Wednesday, September 30th, ISSUE is pleased to stream a performance from Heroes Are Gang Leaders, literary free jazz ensemble of writers, artists and musicians as a part of the 2020 Brooklyn Book Festival. Featuring an expansive fourteen member band, the performance features the full group’s line up as well as multiple embedded solos and ensemble formations of the group’s various members. Heroes Are Gang Leaders was founded in 2014 by poet, photographer and professor Thomas Sayers Ellis and saxophonist James Brandon Lewis as a tribute to the late poet, activist and Jazz Critic Amiri Baraka. For this stream, the ensemble includes Melanie Dyer, Luke Stewart, Randall Horton, Alexis Marcelo, Bonita Lee Penn, Nettie Chickering, Arin Maya Lawrence, Devin Brahja Waldman, Brandon Moses, Tcheser Holmes, and guests Patrick Holmes and Miriam Parker.
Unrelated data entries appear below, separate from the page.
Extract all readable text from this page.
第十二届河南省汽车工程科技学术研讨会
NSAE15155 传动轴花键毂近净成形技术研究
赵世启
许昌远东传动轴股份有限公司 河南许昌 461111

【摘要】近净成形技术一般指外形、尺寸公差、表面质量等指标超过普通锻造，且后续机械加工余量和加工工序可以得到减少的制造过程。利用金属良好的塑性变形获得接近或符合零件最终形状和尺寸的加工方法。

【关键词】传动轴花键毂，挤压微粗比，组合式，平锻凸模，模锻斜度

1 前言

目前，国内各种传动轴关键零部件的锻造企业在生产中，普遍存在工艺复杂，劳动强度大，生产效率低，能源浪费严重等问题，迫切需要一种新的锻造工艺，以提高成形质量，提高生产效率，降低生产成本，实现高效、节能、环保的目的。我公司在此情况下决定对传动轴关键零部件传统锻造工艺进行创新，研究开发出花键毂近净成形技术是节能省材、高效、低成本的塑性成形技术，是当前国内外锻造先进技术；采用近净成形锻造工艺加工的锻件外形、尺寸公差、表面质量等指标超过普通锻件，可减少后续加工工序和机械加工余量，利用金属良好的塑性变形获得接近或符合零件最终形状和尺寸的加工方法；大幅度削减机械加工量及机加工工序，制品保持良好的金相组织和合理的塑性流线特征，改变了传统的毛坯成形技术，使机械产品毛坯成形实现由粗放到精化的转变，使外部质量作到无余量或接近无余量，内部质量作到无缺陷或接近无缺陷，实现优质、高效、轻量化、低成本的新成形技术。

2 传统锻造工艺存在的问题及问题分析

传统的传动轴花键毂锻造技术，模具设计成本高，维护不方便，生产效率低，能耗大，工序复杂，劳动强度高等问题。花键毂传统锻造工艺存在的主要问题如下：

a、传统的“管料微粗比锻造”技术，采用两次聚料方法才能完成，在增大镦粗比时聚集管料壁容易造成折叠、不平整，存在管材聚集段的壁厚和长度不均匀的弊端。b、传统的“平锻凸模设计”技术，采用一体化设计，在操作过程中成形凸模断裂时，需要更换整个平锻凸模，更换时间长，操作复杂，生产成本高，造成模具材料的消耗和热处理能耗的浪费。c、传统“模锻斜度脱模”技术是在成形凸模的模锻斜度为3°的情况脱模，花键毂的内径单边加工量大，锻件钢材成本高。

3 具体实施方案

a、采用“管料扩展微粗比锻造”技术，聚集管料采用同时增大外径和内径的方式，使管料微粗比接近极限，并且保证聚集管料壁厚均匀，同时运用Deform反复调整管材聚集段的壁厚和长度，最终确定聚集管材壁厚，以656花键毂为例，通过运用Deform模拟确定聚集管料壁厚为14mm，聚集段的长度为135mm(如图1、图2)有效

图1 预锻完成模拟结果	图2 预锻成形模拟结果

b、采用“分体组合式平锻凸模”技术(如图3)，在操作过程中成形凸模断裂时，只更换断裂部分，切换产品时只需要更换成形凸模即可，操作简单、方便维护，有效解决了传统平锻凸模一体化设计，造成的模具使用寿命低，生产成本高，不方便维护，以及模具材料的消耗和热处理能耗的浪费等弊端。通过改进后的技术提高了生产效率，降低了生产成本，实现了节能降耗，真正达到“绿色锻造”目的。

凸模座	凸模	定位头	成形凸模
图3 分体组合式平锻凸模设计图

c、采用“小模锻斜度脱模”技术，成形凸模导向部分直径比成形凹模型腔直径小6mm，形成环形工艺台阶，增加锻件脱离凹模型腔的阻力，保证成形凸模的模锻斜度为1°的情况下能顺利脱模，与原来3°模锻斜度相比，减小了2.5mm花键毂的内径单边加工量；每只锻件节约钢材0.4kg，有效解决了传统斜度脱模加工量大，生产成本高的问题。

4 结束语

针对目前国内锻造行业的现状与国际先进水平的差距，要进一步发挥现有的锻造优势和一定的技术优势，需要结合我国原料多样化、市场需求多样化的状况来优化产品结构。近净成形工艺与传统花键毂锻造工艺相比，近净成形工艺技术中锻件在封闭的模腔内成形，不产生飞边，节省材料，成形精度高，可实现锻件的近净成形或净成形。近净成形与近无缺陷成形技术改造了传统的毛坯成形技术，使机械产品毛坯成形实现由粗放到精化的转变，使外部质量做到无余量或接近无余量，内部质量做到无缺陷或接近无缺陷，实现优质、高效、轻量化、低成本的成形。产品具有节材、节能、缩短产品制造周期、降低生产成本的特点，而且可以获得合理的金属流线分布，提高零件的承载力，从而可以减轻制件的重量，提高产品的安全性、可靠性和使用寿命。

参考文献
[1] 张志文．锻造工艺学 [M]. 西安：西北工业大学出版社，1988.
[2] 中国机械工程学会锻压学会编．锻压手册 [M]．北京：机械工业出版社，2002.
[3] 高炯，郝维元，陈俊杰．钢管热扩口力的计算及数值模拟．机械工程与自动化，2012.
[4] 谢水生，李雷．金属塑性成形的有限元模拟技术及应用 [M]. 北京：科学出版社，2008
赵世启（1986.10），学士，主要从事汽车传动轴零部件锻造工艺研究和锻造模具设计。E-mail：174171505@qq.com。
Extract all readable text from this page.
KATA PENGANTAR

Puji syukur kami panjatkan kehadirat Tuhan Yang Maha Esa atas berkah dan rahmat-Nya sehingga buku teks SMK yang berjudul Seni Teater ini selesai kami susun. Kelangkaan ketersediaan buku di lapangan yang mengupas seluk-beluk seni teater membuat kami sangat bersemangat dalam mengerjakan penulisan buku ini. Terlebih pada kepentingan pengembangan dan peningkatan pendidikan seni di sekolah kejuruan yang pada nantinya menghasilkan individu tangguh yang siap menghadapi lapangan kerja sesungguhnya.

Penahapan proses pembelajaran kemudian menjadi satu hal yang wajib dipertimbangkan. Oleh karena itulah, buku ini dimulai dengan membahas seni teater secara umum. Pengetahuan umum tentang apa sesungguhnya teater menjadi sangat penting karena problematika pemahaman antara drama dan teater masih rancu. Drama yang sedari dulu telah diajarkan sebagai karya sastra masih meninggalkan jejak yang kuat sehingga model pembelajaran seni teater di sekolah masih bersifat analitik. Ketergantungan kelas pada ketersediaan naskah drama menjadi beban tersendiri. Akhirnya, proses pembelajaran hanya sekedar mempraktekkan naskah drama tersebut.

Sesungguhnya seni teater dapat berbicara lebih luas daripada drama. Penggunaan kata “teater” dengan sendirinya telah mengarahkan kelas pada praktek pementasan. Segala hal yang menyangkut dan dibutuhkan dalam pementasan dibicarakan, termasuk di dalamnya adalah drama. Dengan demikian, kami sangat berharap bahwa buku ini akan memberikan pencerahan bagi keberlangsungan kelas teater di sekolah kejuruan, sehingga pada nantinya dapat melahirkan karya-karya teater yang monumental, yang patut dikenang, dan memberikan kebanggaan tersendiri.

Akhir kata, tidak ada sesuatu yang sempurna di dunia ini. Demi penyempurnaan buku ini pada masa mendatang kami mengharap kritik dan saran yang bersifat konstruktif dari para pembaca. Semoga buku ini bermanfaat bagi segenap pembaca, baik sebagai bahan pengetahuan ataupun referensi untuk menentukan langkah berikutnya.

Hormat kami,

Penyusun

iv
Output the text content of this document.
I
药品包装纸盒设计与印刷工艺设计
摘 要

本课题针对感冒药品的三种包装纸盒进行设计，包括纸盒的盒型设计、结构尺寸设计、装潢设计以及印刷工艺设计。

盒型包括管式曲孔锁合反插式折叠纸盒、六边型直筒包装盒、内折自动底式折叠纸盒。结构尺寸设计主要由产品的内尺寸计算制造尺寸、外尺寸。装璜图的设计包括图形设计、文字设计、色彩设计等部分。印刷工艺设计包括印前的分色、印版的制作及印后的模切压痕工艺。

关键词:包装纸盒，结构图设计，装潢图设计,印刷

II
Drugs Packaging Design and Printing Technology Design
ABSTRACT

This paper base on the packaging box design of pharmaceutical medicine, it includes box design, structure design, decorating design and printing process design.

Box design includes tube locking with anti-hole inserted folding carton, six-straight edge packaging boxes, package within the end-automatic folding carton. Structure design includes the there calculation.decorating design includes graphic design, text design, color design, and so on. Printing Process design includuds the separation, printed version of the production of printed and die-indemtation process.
The performance will take place at ISSUE’s 22 Boerum Theater and will be followed by a discussion moderated by Thomas Sayers Ellis featuring panelists: James Brandon Lewis, Melanie Dyer, Randall Horton, Bonita Lee Penn. The conversation titled "The Freedom Reform Forms of Performance" focuses on the ways in which the boundaries between units of sound and units of meaning are eliminated in order to create Improvisational Literature.
The concert features solo performances, duets, trios, quartets, dance and poetry by the members of Heroes Are Gang Leaders, winners of the 2018 American Book Award for Oral Literature, culminating in a full band performance and celebration of the new CD, Artificial Happiness Button (Ropeadope Records 2020). Once described as “Parliament Funkadelic playing the Archie Shepp Songbook,” HAGL is a Literary Jazz Band comprised of poets, professors, musicians and artists known for recontextualizing the content of works by literary figures such as Amiri Baraka, Bob Kaufman, Gwendolyn Brooks, Ntozake Shange, Etheridge Knight into original homages and performances that highlight the ever-growing possibilities within the literary work while infusing it with their own brand of patterned, wild, and Free Jazz.